## DBSCAN算法的Spark实现

### 一,实现思路

DBSCAN算法的分布式实现需要解决以下一些主要的问题。


**1,如何计算样本点中两两之间的距离?**

在单机环境下,计算样本点两两之间的距离比较简单,是一个双重遍历的过程。
为了减少计算量,可以用空间索引如Rtree进行加速。

在分布式环境,样本点分布在不同的分区,难以在不同的分区之间直接进行双重遍历。
为了解决这个问题,我的方案是将样本点不同的分区分成多个批次拉到Driver端,
然后依次广播到各个excutor分别计算距离,将最终结果union,从而间接实现双重遍历。

为了减少计算量,广播前对拉到Driver端的数据构建空间索引Rtree进行加速。



**2,如何构造临时聚类簇?**

这个问题不难,单机环境和分布式环境的实现差不多。

都是通过group的方式统计每个样本点周边邻域半径R内的样本点数量,

并记录它们的id,如果这些样本点数量超过minpoints则构造临时聚类簇,并维护核心点列表。


**3,如何合并相连的临时聚类簇得到聚类簇?**

这个是分布式实现中最最核心的步骤。

在单机环境下,标准做法是对每一个临时聚类簇,

判断其中的样本点是否在核心点列表,如果是,则将该样本点所在的临时聚类簇与当前临时聚类簇合并。并在核心点列表中删除该样本点。

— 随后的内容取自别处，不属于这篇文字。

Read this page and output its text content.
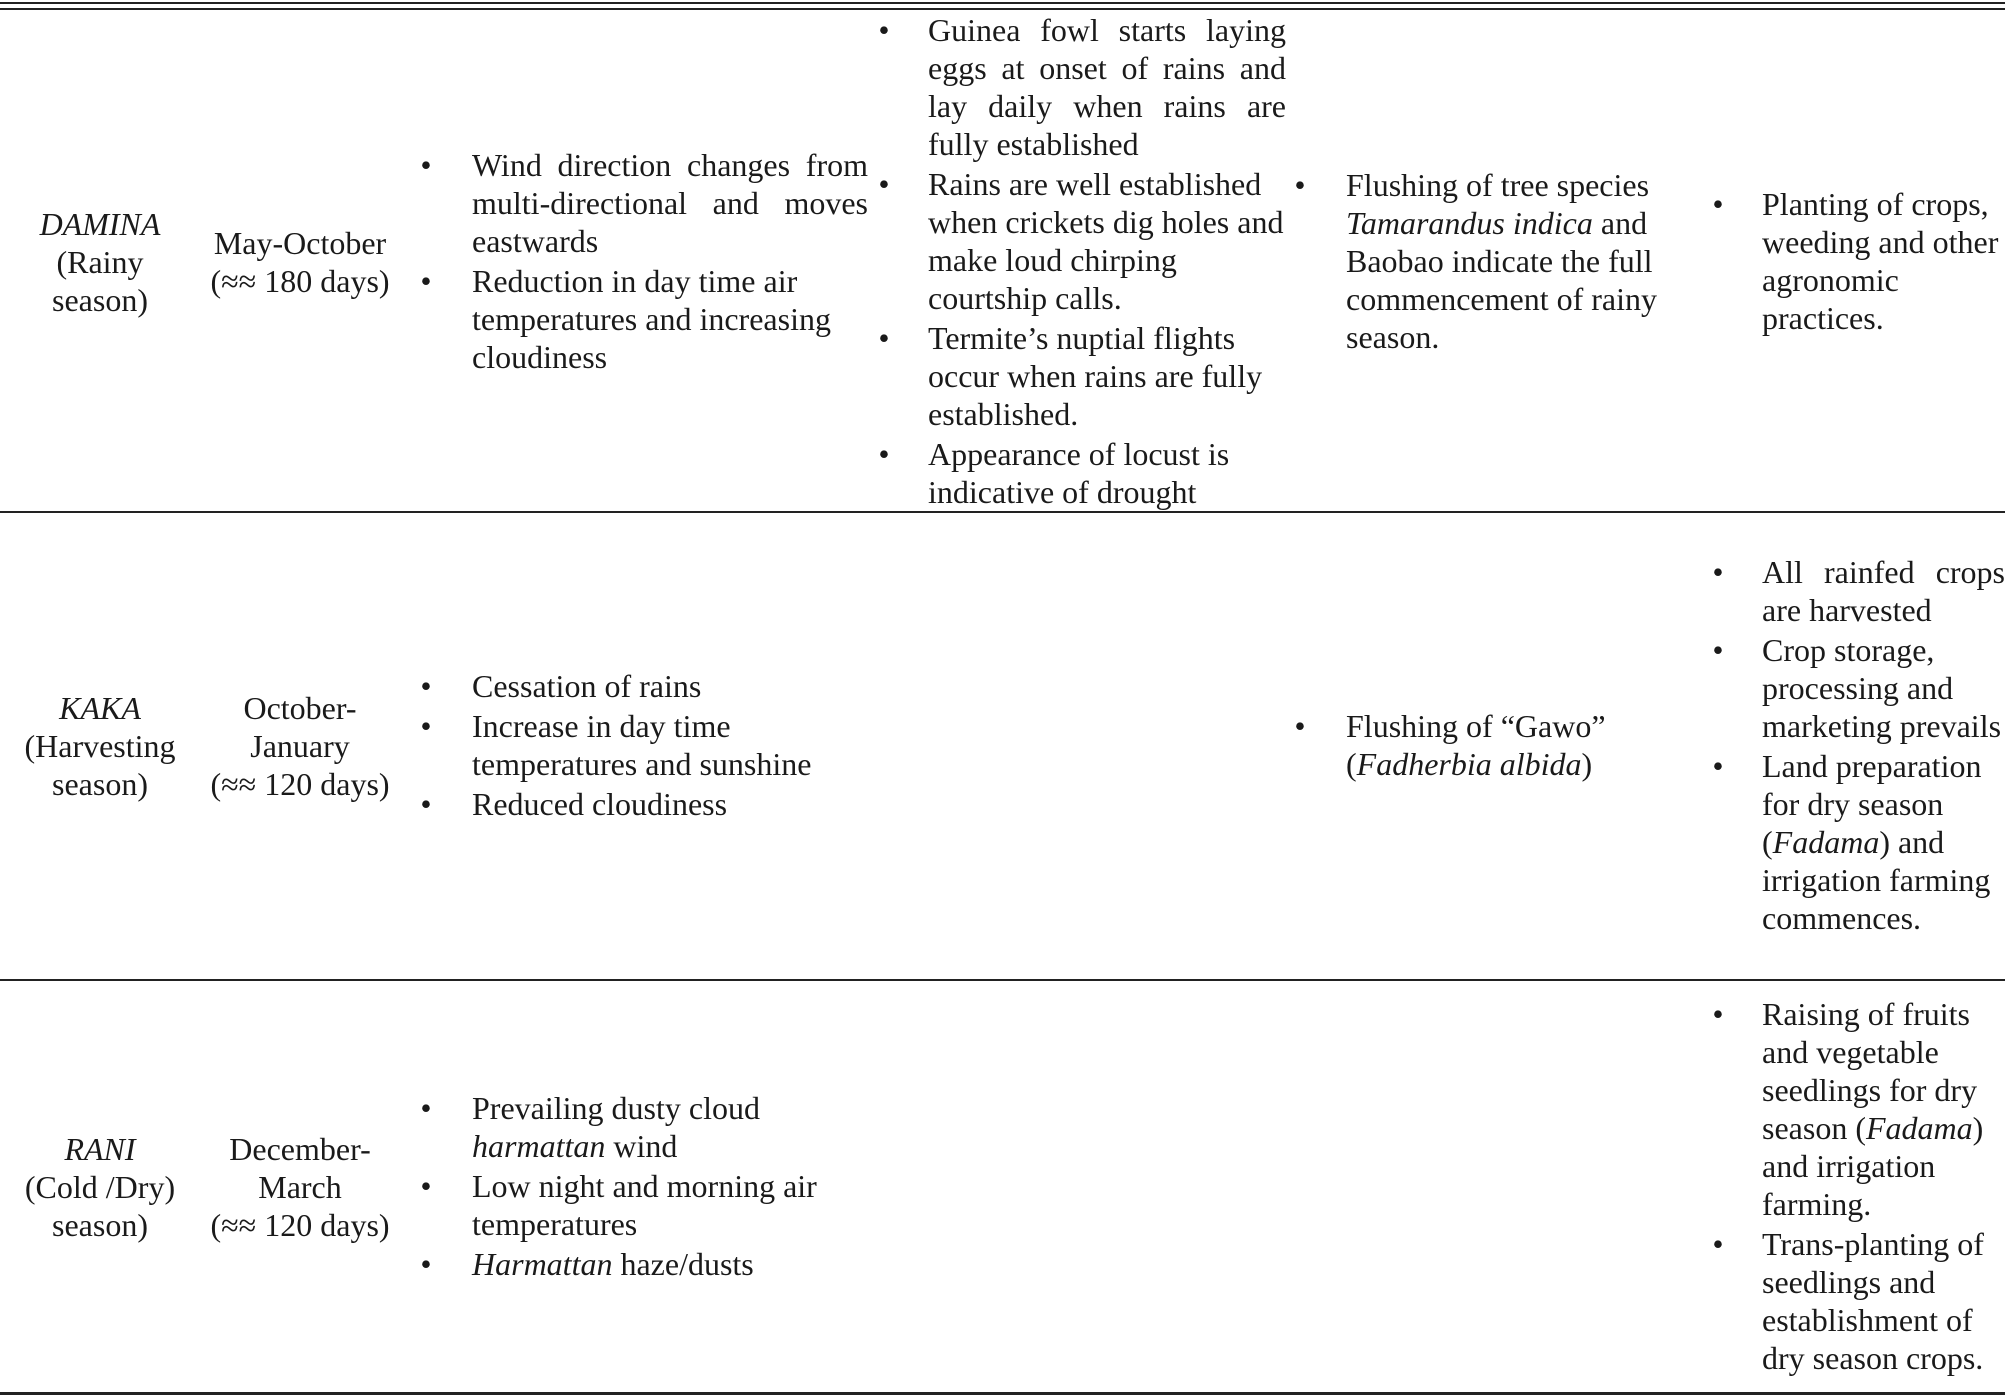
DAMINA
(Rainy
season)
May-October
(≈≈ 180 days)
• Wind direction changes from multi-directional and moves eastwards
• Reduction in day time air temperatures and increasing cloudiness
• Guinea fowl starts laying eggs at onset of rains and lay daily when rains are fully established
• Rains are well established when crickets dig holes and make loud chirping courtship calls.
• Termite’s nuptial flights occur when rains are fully established.
• Appearance of locust is indicative of drought
• Flushing of tree species Tamarandus indica and Baobao indicate the full commencement of rainy season.
• Planting of crops, weeding and other agronomic practices.
KAKA
(Harvesting
season)
October-
January
(≈≈ 120 days)
• Cessation of rains
• Increase in day time temperatures and sunshine
• Reduced cloudiness
• Flushing of “Gawo” (Fadherbia albida)
• All rainfed crops are harvested
• Crop storage, processing and marketing prevails
• Land preparation for dry season (Fadama) and irrigation farming commences.
RANI
(Cold /Dry)
season)
December-
March
(≈≈ 120 days)
• Prevailing dusty cloud harmattan wind
• Low night and morning air temperatures
• Harmattan haze/dusts
• Raising of fruits and vegetable seedlings for dry season (Fadama) and irrigation farming.
• Trans-planting of seedlings and establishment of dry season crops.
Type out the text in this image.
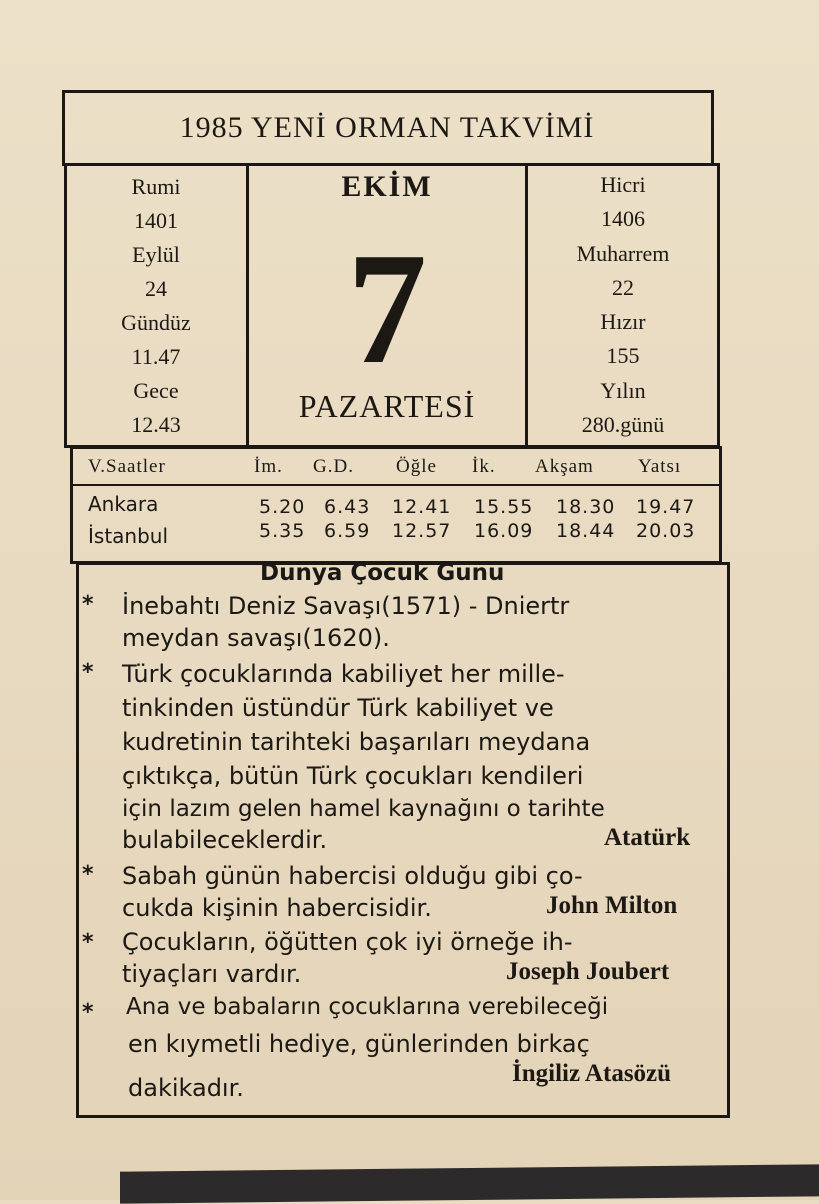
1985 YENİ ORMAN TAKVİMİ
Rumi
1401
Eylül
24
Gündüz
11.47
Gece
12.43
EKİM
7
PAZARTESİ
Hicri
1406
Muharrem
22
Hızır
155
Yılın
280.günü
V.Saatler	İm. G.D. Öğle İk. Akşam Yatsı
Ankara	5.20 6.43 12.41 15.55 18.30 19.47
İstanbul	5.35 6.59 12.57 16.09 18.44 20.03
Dünya Çocuk Günü
* İnebahtı Deniz Savaşı(1571) - Dniertr
meydan savaşı(1620).
* Türk çocuklarında kabiliyet her mille-
tinkinden üstündür Türk kabiliyet ve
kudretinin tarihteki başarıları meydana
çıktıkça, bütün Türk çocukları kendileri
için lazım gelen hamel kaynağını o tarihte
bulabileceklerdir.	Atatürk
* Sabah günün habercisi olduğu gibi ço-
cukda kişinin habercisidir.	John Milton
* Çocukların, öğütten çok iyi örneğe ih-
tiyaçları vardır.	Joseph Joubert
* Ana ve babaların çocuklarına verebileceği
en kıymetli hediye, günlerinden birkaç
dakikadır.
İngiliz Atasözü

重复此过程,直到当前临时聚类簇中所有的点都不在核心点列表。

在分布式环境下,临时聚类簇分布在不同的分区,无法直接扫描全局核心点列表进行临时聚类簇的合并。

我的方案是先在每一个分区内部对各个临时聚类簇进行合并,然后缩小分区数量重新分区,再在各个分区内部对每个临时聚类簇进行合并。

不断重复这个过程,最终将所有的临时聚类簇都划分到一个分区,完成对全部临时聚类簇的合并。

为了降低最后一个分区的存储压力,我采用了不同于标准的临时聚类簇的合并算法。

对每个临时聚类簇只关注其中的核心点id,而不关注非核心点id,以减少存储压力。合并时将有共同核心点id的临时聚类簇合并。

为了加快临时聚类的合并过程,分区时并非随机分区,而是以每个临时聚类簇的核心点id中的最小值min_core_id作为分区的Hash参数,

具有共同核心点id的临时聚类簇有更大的概率被划分到同一个分区,从而加快了合并过程。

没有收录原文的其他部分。